AGVHD is a major cause of morbidity and mortality after allogeneic stem cell transplantation (SCT). Primary treatment of aGVHD with corticosteroids achieves a complete response (CR) rate of 20–40%. Mesenchymal stem cells (MSC) derived from adult bone marrow have immunomodulatory effects. Preclinical and clinical data suggest that MSC inhibit T-cell alloreactivity. Thus, we initiated a trial to investigate the use of Prochymal, ex-vivo cultured adult human MSC derived from unrelated donors, added to conventional steroid therapy for the primary treatment of aGVHD.
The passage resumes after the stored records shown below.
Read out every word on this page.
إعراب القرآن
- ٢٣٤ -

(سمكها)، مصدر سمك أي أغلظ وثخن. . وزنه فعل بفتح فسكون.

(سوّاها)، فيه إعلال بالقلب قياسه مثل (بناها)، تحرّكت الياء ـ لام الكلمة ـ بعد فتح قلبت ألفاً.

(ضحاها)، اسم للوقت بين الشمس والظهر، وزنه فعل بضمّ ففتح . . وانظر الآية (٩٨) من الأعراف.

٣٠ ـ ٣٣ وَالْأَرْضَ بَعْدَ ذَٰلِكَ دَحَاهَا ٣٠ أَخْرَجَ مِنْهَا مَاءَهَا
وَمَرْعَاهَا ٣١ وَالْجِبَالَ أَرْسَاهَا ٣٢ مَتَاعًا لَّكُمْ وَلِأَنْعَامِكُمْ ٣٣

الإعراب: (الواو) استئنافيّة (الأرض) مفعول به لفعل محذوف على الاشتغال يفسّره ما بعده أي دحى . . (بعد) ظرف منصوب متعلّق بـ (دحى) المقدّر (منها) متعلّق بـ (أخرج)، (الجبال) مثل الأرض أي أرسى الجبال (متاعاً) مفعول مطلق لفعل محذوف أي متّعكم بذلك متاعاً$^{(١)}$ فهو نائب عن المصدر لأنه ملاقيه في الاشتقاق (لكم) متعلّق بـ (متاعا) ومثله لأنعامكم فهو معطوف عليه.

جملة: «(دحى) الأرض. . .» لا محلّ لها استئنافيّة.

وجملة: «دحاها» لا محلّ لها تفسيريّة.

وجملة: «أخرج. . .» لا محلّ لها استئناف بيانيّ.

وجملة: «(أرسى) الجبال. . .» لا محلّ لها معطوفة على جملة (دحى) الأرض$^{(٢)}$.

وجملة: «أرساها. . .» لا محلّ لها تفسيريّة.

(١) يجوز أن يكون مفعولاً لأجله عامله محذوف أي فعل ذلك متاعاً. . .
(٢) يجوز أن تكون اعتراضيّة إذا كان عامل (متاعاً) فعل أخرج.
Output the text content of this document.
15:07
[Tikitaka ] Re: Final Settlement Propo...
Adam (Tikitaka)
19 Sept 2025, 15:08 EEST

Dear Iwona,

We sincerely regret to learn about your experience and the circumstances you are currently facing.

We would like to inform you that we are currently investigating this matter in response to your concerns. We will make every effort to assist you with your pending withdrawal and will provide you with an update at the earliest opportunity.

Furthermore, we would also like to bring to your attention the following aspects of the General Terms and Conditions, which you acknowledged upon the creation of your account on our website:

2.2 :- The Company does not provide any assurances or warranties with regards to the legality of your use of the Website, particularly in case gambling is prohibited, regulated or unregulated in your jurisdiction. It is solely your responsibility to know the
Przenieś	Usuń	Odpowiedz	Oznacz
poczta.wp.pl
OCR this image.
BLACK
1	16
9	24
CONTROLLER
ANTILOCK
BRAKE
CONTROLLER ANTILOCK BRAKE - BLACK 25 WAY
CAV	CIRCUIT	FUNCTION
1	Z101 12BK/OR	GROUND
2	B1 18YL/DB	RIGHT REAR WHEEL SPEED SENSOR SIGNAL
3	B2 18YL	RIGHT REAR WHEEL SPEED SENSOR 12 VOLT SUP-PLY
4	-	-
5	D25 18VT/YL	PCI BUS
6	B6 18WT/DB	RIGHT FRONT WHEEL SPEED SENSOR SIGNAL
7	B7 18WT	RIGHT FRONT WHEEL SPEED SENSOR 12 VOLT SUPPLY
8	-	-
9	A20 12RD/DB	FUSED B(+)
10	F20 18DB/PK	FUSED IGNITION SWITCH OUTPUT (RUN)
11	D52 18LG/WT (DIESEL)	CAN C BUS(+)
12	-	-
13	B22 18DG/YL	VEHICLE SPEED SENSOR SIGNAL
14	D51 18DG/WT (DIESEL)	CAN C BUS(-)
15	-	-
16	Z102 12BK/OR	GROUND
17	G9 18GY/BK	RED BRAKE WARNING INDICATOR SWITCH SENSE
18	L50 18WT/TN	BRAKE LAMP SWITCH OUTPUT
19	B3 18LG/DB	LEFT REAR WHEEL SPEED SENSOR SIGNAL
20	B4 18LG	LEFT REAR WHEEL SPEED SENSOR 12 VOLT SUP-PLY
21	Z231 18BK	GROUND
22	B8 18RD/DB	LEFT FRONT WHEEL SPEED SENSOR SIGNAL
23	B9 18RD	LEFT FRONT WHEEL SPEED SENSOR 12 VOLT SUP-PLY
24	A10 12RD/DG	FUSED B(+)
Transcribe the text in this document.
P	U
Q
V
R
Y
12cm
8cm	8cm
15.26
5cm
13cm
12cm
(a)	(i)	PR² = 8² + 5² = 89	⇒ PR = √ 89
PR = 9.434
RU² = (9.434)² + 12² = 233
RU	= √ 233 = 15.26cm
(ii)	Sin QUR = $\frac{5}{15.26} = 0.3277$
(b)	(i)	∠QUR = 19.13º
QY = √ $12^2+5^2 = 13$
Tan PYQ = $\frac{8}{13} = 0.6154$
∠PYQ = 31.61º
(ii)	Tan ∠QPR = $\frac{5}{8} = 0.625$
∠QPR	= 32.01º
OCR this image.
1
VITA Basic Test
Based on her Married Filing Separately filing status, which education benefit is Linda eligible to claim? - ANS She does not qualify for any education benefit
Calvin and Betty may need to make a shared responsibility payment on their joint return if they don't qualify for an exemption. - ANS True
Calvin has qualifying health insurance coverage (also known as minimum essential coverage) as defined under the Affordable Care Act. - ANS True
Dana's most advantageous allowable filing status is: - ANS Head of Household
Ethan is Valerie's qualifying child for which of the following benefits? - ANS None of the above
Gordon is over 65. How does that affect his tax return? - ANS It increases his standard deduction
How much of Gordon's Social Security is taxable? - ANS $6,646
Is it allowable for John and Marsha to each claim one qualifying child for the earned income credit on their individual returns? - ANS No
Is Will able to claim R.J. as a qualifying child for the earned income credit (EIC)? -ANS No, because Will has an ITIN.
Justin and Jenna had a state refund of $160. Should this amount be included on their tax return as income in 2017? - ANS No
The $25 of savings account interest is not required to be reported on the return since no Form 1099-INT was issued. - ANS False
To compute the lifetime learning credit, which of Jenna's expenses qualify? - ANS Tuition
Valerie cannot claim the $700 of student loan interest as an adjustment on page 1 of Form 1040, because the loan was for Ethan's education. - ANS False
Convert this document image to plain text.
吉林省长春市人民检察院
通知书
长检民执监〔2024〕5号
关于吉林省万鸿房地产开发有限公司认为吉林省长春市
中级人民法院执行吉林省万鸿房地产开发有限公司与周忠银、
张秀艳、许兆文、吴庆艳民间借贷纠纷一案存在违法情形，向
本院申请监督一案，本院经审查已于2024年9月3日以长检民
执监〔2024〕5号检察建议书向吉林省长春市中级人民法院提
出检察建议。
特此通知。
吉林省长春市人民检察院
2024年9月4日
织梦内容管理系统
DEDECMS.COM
Patients (pts) and Methods: Pts must have had newly clinically diagnosed aGVHD, grades II-IV using standard grading criteria, after undergoing a related or unrelated allogeneic SCT, or donor lymphocyte infusion (DLI). Endpoints of the study included safety of administration of Prochymal and response rates of aGVHD by day 28 after Prochymal infusion. Treatment with steroids (2mg/kg) and Prochymal, randomized to 2 (low) or 8 million (high) cells/kg, was initiated at the time of GVHD diagnosis. Pts were kept at therapeutic levels of tacrolimus, cyclosporine, or MMF for GVHD prophylaxis. 2 doses of Prochymal were given 3–5 days apart, with the first given within 72 hrs of steroid initiation. Corticosteroids were maintained at 2 mg/kg for at least 1 week. Pts were monitored for response and toxicity weekly for 4 weeks, and then followed for safety on a 2 year long-term follow-up study.
Results: 32 pts were enrolled with interim data available for 30 pts (21 males, 9 females) with median age 52 (range 34–67). AGVHD developed following matched sibling (n=15), matched unrelated (n=11), or DLI (n=4) infusions. Overall aGVHD was noted to be grade II (n=20), grade III (n=7), and grade IV (n=3), and involved GI (n=13), skin (n=11), GI and skin (n=4), and GI and liver (n=2). Prochymal dose was low in 17 pts and high in 13 pts. All pts received both Prochymal infusions. 26 of 29 evaluable pts (90%) initially responded to treatment of their aGVHD: 19 achieved CR with no evidence for GVHD, and 7 achieved PR as documented by a reduction in 1 organ stage. Nine pts (31%) eventually required a second line agent to control aGVHD. No infusional toxicities were noted. One pt developed atrial fibrillation 1 day following the second Prochymal infusion. No unexpected ectopic tissue formation was noted in any pt by CT scans at day 28. Currently, 8 pts have died from progression of aGVHD (n=2), intracranial bleed following fall (n=1), relapse (n=1), and infection (n=4) at a median of 44 days (range 13–58) following Prochymal infusion.
Conclusions: The addition of Prochymal to corticosteroids resulted in a high response rate with minimal added toxicity when used for the primary treatment of aGVHD, and suggests that MSC have unique biological properties that may be effective for treatment of GVHD. Longer follow-up is necessary to determine if Prochymal has any impact on survival. Phase III studies are warranted, including studies in steroid refractory GVHD.
Disclosure: No relevant conflicts of interest to declare.